Small business owners are exhausted. They’ve adapted and pivoted and pulled out all the stops over the past 18 months simply to keep their heads above water.
It’s not only the financial losses, as difficult as they are to digest. As Melbourne business owner Phoebe Simmonds recently wrote for SmartCompany, lockdowns also mean the momentum in your business is lost. There is no planning for the future, no moving forward. You are forced to stand still.
It’s true small businesses are the backbone of the economy, employing millions of Australians and contributing significantly to economic activity.
But they are also the heartbeat of our communities.
They sponsor sporting clubs and events. They fundraise for local charities. They team up together when the chips are down.
Imagine what your local area would look like if there were no small businesses.
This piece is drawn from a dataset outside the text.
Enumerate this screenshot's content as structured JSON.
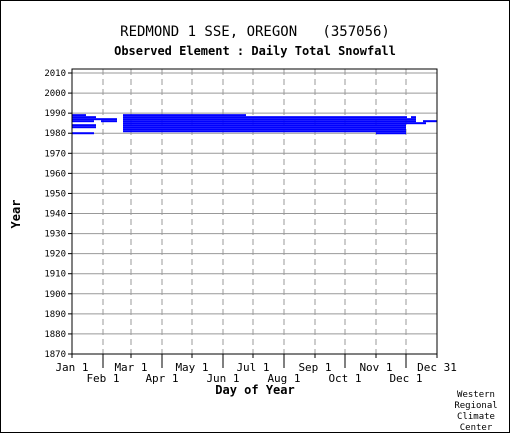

It’s a heartbreaking thought. I know where I live wouldn’t be the same without these small businesses.
That’s why now, more than ever before, we all must do everything in our power to help them through the latest lockdowns and beyond.
The federal government must do more. The state governments must do more. We all must do more.
I urge you to think about every dollar you are spending right now and make it count.
Choose to spend it with a local small business, rather than a multinational corporation who doesn’t care where their next dollar comes from.
Go out of your way to order something from a small business, for yourself or someone you care about.
Follow your local small businesses on Facebook and Instagram and like their posts. Leave them a comment telling them how much their business means to you.
How we respond now, in this moment, will have lasting effects on these businesses and our communities.
As John Winter, chief executive of the Australian Restructuring Insolvency & Turnaround Association, said to me on Twitter last night, “support the businesses you want to be there at the end of all of this”.
“If you don’t do it now, they won’t be there later.”